A few historical details about copper:
• it is prehistoric – this means it existed before written records
• copper gets its name from Old English, ‘coper’ which was born out of the Latin, ‘Cyprium aes’ which means a metal from Cyprus1
• on the Periodic Table, the copper symbol is Cu, atomic number 29
• humans have been working with copper for more than 8,000 years2
Much in the way that Rose Gold is a percentage of yellow gold, silver and copper there are many items including, the copper penny, that are now copper alloys. Copper is a very malleable metal and can be made into a stronger metal by mixing with tin, zinc and other metals to create an alloy. Copper is a highly used electrical conductive because it is ductile and thermal resistant.
Not only is copper useful in instruments for everyday use but it has tremendous health benefits. Do you take a multi-vitamin? Check the label for ingredients. Copper gluconate is in most common daily multi-vitamin supplements. According to “Medical News Today,” copper benefits cardiovascular health, neuron signaling, immune function, osteoporosis, collagen production, arthritis and antioxidant action.3 Of course all of this is good when taken in moderation. Excessive cumulation of copper in the blood stream can reap copper toxicity. This is rare but, it can cause liver damage among other side effects.
Why does copper irritate the skin on some people and not on others? Great question!
First, copper salt can be a natural irritant to the skin. When we sweat we create a reaction with the copper salt and our skin. Also, skin may turn green when wearing natural copper and this is a normal reaction to sweat. It is not harmful but if your skin starts to itch and develops a rash then discontinue wearing the copper. Many people have different reactions to different metals and much of this has to do with what is going on inside your body and the added mineral next to the pores of your skin. There are some who can’t wear sterling silver either.
In the book, “Copper and the Skin,” it states that much of the research that has been done on the impact of wearing copper and its “efficacy of dermal assimilation of copper in arthritic and rheumatoid conditions by skin contact … have been few, poorly conducted … and mostly subjective evidence of benefits to be expected by mere skin contact with the metal.”4 It also goes on to examine that the process of the salts in copper and how those salts interact with the “micro-enviroment” (eg. sweat from the skins pores) are unpredictable.
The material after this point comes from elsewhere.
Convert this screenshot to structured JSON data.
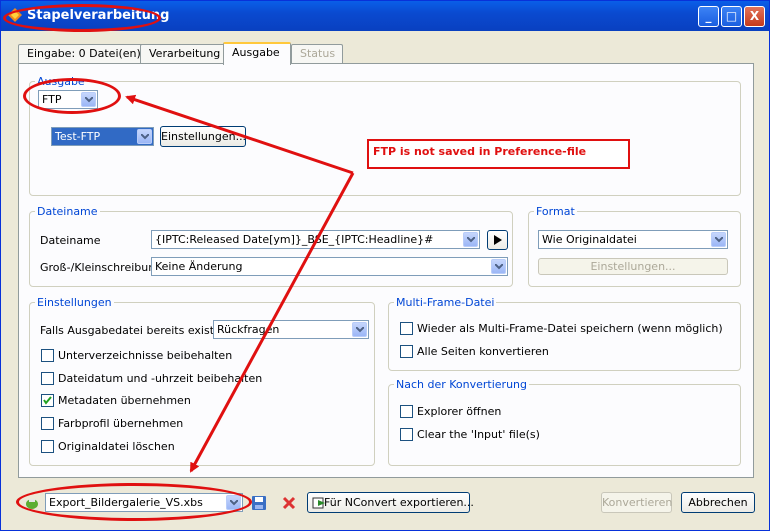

In other words, everyone is different in how their skin will react to different metals. Your best bet is to try some and see what happens. You won’t die from it but, your skin may become itchy and swell a bit. Then you will know you can’t wear pure, natural copper.
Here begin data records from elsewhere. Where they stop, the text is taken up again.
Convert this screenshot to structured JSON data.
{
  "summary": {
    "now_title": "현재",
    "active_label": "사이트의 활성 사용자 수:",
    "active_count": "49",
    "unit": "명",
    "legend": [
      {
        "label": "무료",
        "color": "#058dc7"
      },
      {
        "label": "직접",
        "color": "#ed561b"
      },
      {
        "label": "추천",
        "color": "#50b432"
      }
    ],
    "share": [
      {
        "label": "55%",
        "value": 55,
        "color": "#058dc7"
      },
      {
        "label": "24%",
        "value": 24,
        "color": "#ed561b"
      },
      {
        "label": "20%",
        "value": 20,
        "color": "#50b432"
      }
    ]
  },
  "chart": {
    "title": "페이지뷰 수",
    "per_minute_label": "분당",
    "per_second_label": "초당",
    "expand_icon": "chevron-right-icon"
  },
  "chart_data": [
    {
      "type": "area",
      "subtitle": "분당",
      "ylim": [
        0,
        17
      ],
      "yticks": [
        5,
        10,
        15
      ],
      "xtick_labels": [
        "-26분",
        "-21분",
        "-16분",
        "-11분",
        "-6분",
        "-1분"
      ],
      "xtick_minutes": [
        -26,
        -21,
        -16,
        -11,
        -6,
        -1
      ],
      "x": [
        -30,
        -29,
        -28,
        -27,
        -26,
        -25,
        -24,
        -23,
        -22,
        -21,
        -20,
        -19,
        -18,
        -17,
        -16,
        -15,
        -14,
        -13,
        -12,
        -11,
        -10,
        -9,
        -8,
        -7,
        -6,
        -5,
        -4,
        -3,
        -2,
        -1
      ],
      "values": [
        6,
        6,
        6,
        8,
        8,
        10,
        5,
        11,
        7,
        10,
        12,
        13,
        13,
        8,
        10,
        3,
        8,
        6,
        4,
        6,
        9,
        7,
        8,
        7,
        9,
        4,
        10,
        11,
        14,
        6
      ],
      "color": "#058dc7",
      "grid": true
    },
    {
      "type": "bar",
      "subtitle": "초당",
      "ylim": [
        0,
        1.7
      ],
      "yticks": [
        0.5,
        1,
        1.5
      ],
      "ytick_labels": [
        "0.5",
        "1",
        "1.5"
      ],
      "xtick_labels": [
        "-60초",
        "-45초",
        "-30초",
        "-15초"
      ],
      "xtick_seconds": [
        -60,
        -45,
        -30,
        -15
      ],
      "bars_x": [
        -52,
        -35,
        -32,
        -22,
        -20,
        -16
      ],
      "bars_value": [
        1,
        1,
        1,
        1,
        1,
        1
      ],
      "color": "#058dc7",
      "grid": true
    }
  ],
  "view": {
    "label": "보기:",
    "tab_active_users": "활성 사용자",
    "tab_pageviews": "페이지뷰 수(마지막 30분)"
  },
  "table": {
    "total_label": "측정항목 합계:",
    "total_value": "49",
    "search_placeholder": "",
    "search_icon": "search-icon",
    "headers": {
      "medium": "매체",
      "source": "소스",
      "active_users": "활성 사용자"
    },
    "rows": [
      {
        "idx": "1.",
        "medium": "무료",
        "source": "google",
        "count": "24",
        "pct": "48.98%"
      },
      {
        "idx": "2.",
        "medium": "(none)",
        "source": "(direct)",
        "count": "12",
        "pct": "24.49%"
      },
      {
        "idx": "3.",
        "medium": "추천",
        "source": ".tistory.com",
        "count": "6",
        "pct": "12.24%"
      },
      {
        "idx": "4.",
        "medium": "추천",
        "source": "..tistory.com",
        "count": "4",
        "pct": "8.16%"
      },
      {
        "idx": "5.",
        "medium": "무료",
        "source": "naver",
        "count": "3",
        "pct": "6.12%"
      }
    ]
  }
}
Copper quintessence is warm with the color of a radiant sunset.
Copper adds depth when adjoined with silver, gold/brass. It is a versatile substance from the earth given to us. See the link below from the Britannica website that delves into some ancient ruins. This brings a deeper perspective to a common mineral element.
Kaleido Wire and Stone, basically, me, myself and I, is going on a journey with copper in creating designs of chain maille and wired stone. Some of the designs will be bare copper which means there is no seal or clear coat enamel protectant. In many cases, I use a polymer-based resin seal instead of enamel which will be stated in the listing of the item.
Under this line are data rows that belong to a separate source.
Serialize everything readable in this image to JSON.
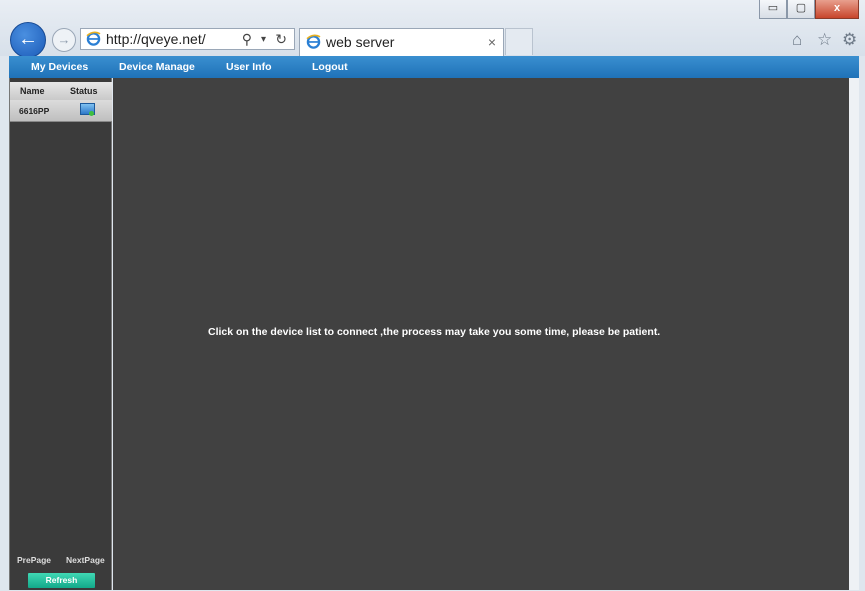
{
  "browser": {
    "url": "http://qveye.net/",
    "tab_title": "web server",
    "tab_close": "×",
    "window_buttons": {
      "minimize": "▭",
      "maximize": "▢",
      "close": "x"
    },
    "icons": [
      "home-icon",
      "star-icon",
      "gear-icon"
    ]
  },
  "menu": {
    "items": [
      {
        "label": "My Devices"
      },
      {
        "label": "Device Manage"
      },
      {
        "label": "User Info"
      },
      {
        "label": "Logout"
      }
    ]
  },
  "sidebar": {
    "columns": {
      "name": "Name",
      "status": "Status"
    },
    "devices": [
      {
        "name": "6616PP",
        "status_icon": "online-monitor-icon"
      }
    ],
    "prev_page": "PrePage",
    "next_page": "NextPage",
    "refresh": "Refresh"
  },
  "main": {
    "message": "Click on the device list to connect ,the process may take you some time, please be patient."
  },
  "colors": {
    "menubar": "#2a80c4",
    "panel_bg": "#414141",
    "refresh_button": "#22c09e"
  }
}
Tidbit for hobbyists/crafters: There is a lot of copper wire sold in art and hobby stores that is already sealed and this is good wire to work with if you have questionable allergies but, you also have to be careful to understand that when working the wire, any nicks, cuts or abrasions will penetrate the protective layer of clear coat seal.
1 “Copper – Element Information, Properties and Uses: Periodic Table.” Copper – Element information, properties and uses | Periodic Table. Accessed May 7, 2020. https://www.rsc.org/periodic-table/element/29/copper.
2 Pappas, Stephanie. “Facts About Copper.” LiveScience. Purch, September 12, 2018. https://www.livescience.com/29377-copper.html.
3 “Copper: Health Benefits, Recommended Intake, Sources, and Risks.” Medical News Today. MediLexicon International. Accessed May 15, 2020. https://www.medicalnewstoday.com/articles/288165#nervous_system.
4 Maibach, Howard I.., Hostynek, Jurij J.. Copper and the Skin. United Kingdom: CRC Press, 2006.